There are Japanese elements to the book, after all. Key character Midori, a.k.a. Prima Ballerina, is of Japanese descent. Lead character Pretty Amazonia (pictured here, conjured up by artist Juan Saavedra), is a hybrid of super-powered girls' anime characters from things like Sailor Moon and PreCure. She spends free time kicking round a manga volume of Candy Candy.

And she gets around in a ship named the Magnetic Rose (check out Katsuhiro Otomo's 1995 anime Memories).

There's also a cameo by another character that plays on the Fuchikoma 1-man tanks used by members of Section 9 in Ghost in the Shell.

So, Japanese refs and hawking aside, I'm pretty buzzed about this one and hope you get the time at least to check it out.

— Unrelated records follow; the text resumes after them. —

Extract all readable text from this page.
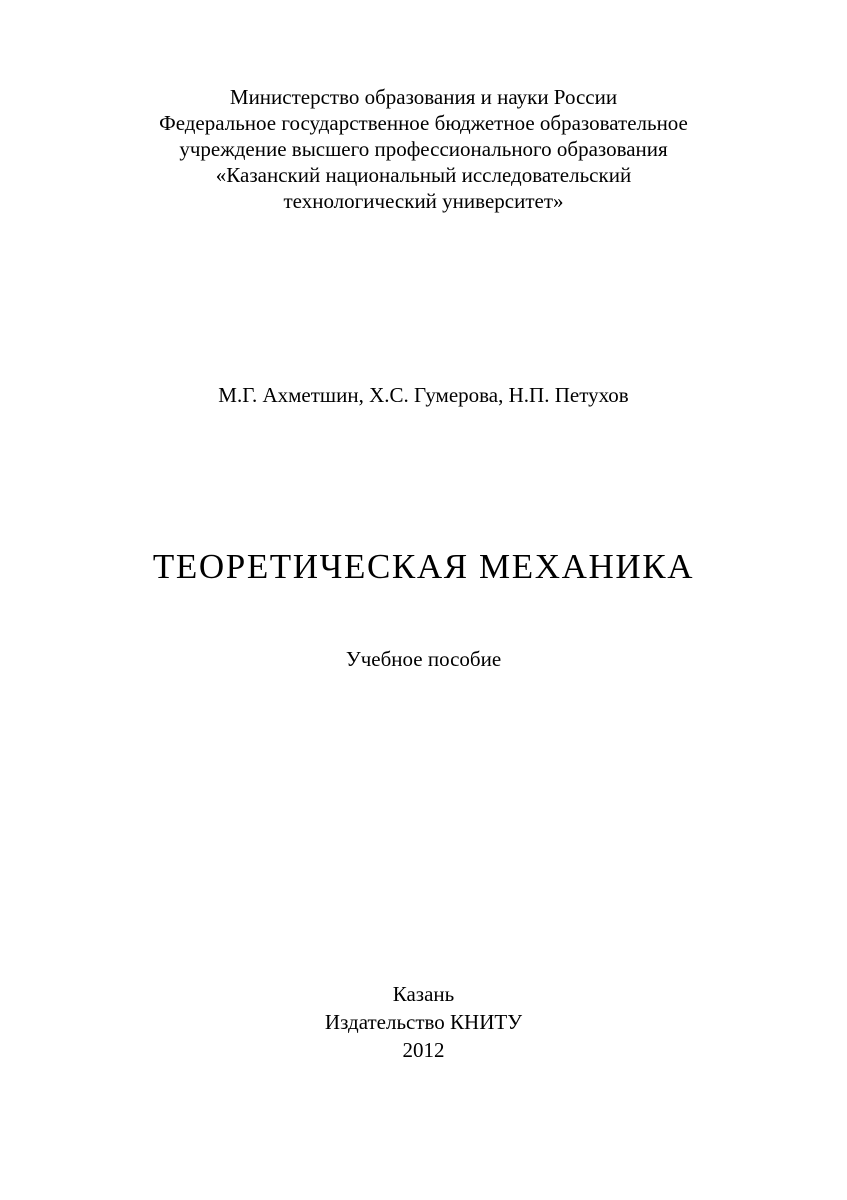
Министерство образования и науки России
Федеральное государственное бюджетное образовательное
учреждение высшего профессионального образования
«Казанский национальный исследовательский
технологический университет»
М.Г. Ахметшин, Х.С. Гумерова, Н.П. Петухов
ТЕОРЕТИЧЕСКАЯ МЕХАНИКА
Учебное пособие
Казань
Издательство КНИТУ
2012
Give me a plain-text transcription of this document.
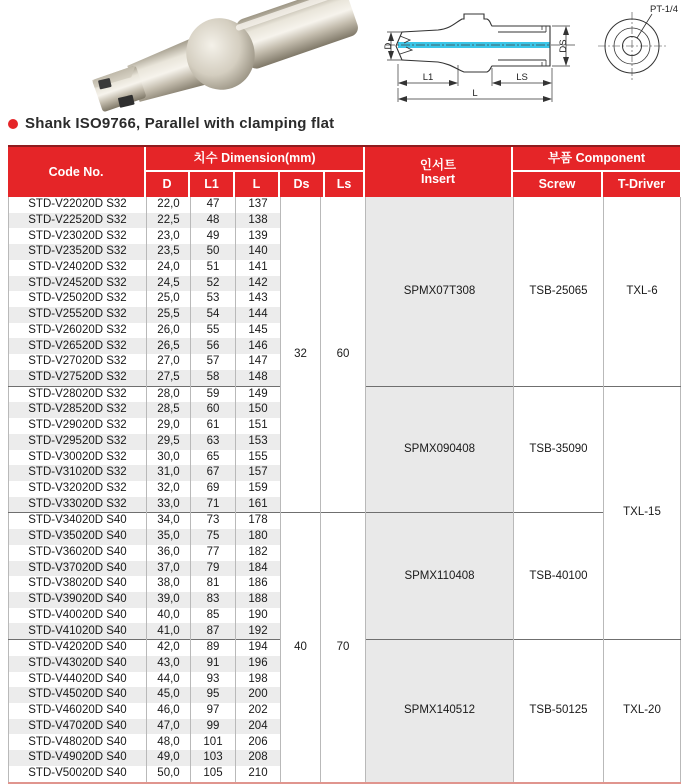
D	DS
L1	LS
L
PT-1/4
Shank ISO9766, Parallel with clamping flat
Code No.
치수 Dimension(mm)	인서트
Insert
부품 Component
D	L1	L	Ds	Ls	Screw	T-Driver
STD-V22020D S32	22,0	47	137	32	60	SPMX07T308	TSB-25065	TXL-6
STD-V22520D S32	22,5	48	138					
STD-V23020D S32	23,0	49	139					
STD-V23520D S32	23,5	50	140					
STD-V24020D S32	24,0	51	141					
STD-V24520D S32	24,5	52	142					
STD-V25020D S32	25,0	53	143					
STD-V25520D S32	25,5	54	144					
STD-V26020D S32	26,0	55	145					
STD-V26520D S32	26,5	56	146					
STD-V27020D S32	27,0	57	147					
STD-V27520D S32	27,5	58	148					
STD-V28020D S32	28,0	59	149			SPMX090408	TSB-35090	TXL-15
STD-V28520D S32	28,5	60	150					
STD-V29020D S32	29,0	61	151					
STD-V29520D S32	29,5	63	153					
STD-V30020D S32	30,0	65	155					
STD-V31020D S32	31,0	67	157					
STD-V32020D S32	32,0	69	159					
STD-V33020D S32	33,0	71	161					
STD-V34020D S40	34,0	73	178	40	70	SPMX110408	TSB-40100	
STD-V35020D S40	35,0	75	180					
STD-V36020D S40	36,0	77	182					
STD-V37020D S40	37,0	79	184					
STD-V38020D S40	38,0	81	186					
STD-V39020D S40	39,0	83	188					
STD-V40020D S40	40,0	85	190					
STD-V41020D S40	41,0	87	192					
STD-V42020D S40	42,0	89	194			SPMX140512	TSB-50125	TXL-20
STD-V43020D S40	43,0	91	196					
STD-V44020D S40	44,0	93	198					
STD-V45020D S40	45,0	95	200					
STD-V46020D S40	46,0	97	202					
STD-V47020D S40	47,0	99	204					
STD-V48020D S40	48,0	101	206					
STD-V49020D S40	49,0	103	208					
STD-V50020D S40	50,0	105	210					
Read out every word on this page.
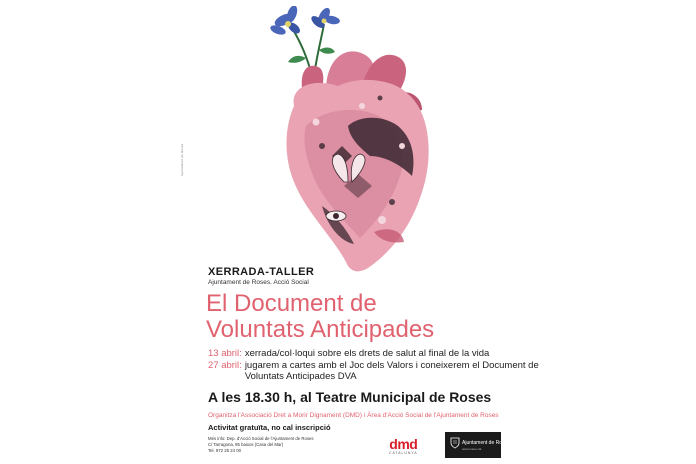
Ajuntament de Roses
XERRADA-TALLER
Ajuntament de Roses. Acció Social
El Document de
Voluntats Anticipades
13 abril: xerrada/col·loqui sobre els drets de salut al final de la vida
27 abril: jugarem a cartes amb el Joc dels Valors i coneixerem el Document de Voluntats Anticipades DVA
A les 18.30 h, al Teatre Municipal de Roses
Organitza l'Associació Dret a Morir Dignament (DMD) i Àrea d'Acció Social de l'Ajuntament de Roses
Activitat gratuïta, no cal inscripció
Més info: Dep. d'Acció Social de l'Ajuntament de Roses
C/ Tarragona, 85 baixos (Casa del Mar)
Tel. 972 25 24 00	dmd
CATALUNYA
Ajuntament de Roses
www.roses.cat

While the price (for the paperback) may seem a little steep, just remember it's 473 pages, with 35 illustrations. And it makes a great door-stopper.

Saturday, August 10, 2013

BREAKING CAMP: Running School Camps in Japan is Weird

Last week, after twelve years in this country, I did something for the first time that's apparently quite the lure for English teachers in Japan, mostly because of the bonus-extra cash — going on a school camp during summer vacation.

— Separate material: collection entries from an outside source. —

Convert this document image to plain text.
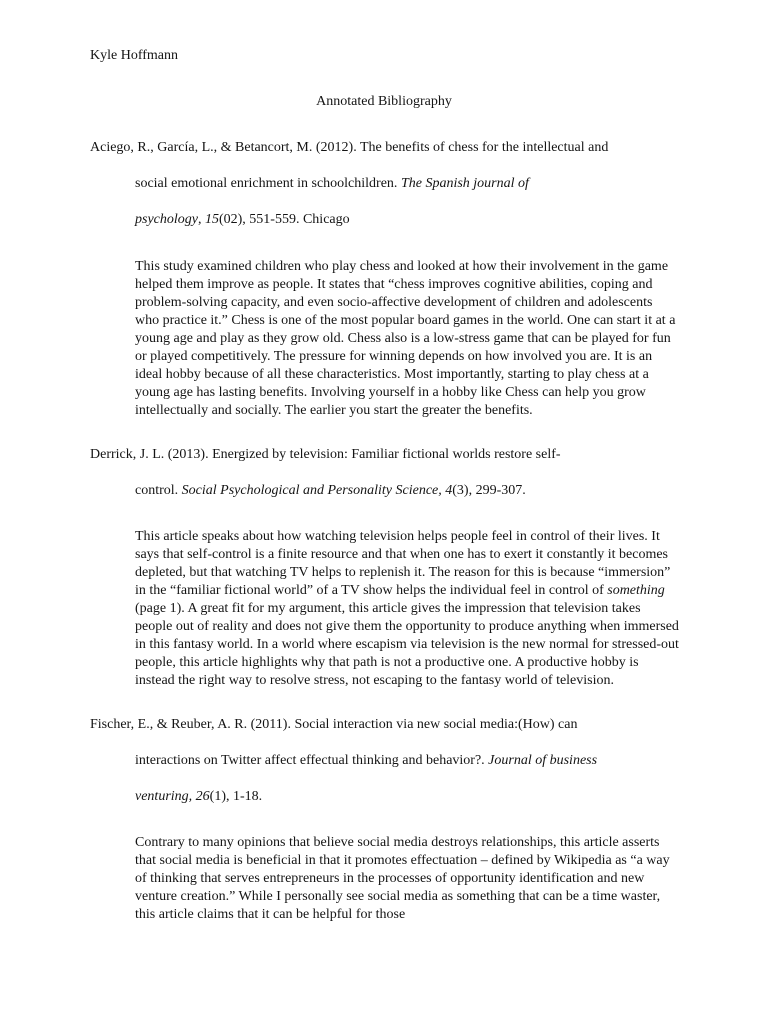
Kyle Hoffmann
Annotated Bibliography
Aciego, R., García, L., & Betancort, M. (2012). The benefits of chess for the intellectual and
social emotional enrichment in schoolchildren. The Spanish journal of
psychology, 15(02), 551-559. Chicago
This study examined children who play chess and looked at how their involvement in the game helped them improve as people. It states that “chess improves cognitive abilities, coping and problem-solving capacity, and even socio-affective development of children and adolescents who practice it.” Chess is one of the most popular board games in the world. One can start it at a young age and play as they grow old. Chess also is a low-stress game that can be played for fun or played competitively. The pressure for winning depends on how involved you are. It is an ideal hobby because of all these characteristics. Most importantly, starting to play chess at a young age has lasting benefits. Involving yourself in a hobby like Chess can help you grow intellectually and socially. The earlier you start the greater the benefits.
Derrick, J. L. (2013). Energized by television: Familiar fictional worlds restore self-
control. Social Psychological and Personality Science, 4(3), 299-307.
This article speaks about how watching television helps people feel in control of their lives. It says that self-control is a finite resource and that when one has to exert it constantly it becomes depleted, but that watching TV helps to replenish it. The reason for this is because “immersion” in the “familiar fictional world” of a TV show helps the individual feel in control of something (page 1). A great fit for my argument, this article gives the impression that television takes people out of reality and does not give them the opportunity to produce anything when immersed in this fantasy world. In a world where escapism via television is the new normal for stressed-out people, this article highlights why that path is not a productive one. A productive hobby is instead the right way to resolve stress, not escaping to the fantasy world of television.
Fischer, E., & Reuber, A. R. (2011). Social interaction via new social media:(How) can
interactions on Twitter affect effectual thinking and behavior?. Journal of business
venturing, 26(1), 1-18.
Contrary to many opinions that believe social media destroys relationships, this article asserts that social media is beneficial in that it promotes effectuation – defined by Wikipedia as “a way of thinking that serves entrepreneurs in the processes of opportunity identification and new venture creation.” While I personally see social media as something that can be a time waster, this article claims that it can be helpful for those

In this case it was a three-day affair, attempting to teach a bunch of junior high school girls I'd never before met, without any idea of their English language level and no access to a PC, whiteboards, textbooks or a photocopier.

The lessons were conducted on the tatami-matted floors of their shared rooms at an inn near Yamanaka Lake, and my particular group of nine included the rowdiest and more stubborn members of the entire camp. I had one kid constantly questioning everything we did—sadly in Japanese rather than the language we were supposed to be practicing—along with a grumpy scowler, a girl who thought she was a bird, rivalries, and mood swings galore.

There were tears almost as often as there was laughter.

To top things off, one of the Canadian teachers had a meltdown, locked herself in her room, and refused to teach—meaning the other four instructors inherited that class as well.


Being stuck teaching 13-year-olds from 6:00 am to 8:00 pm every day had me climbing the walls—and fired up to do something creative. Like drink a lot of beer from the convenience store located a kilometre away down a road in the middle of a tiny village with no streetlights.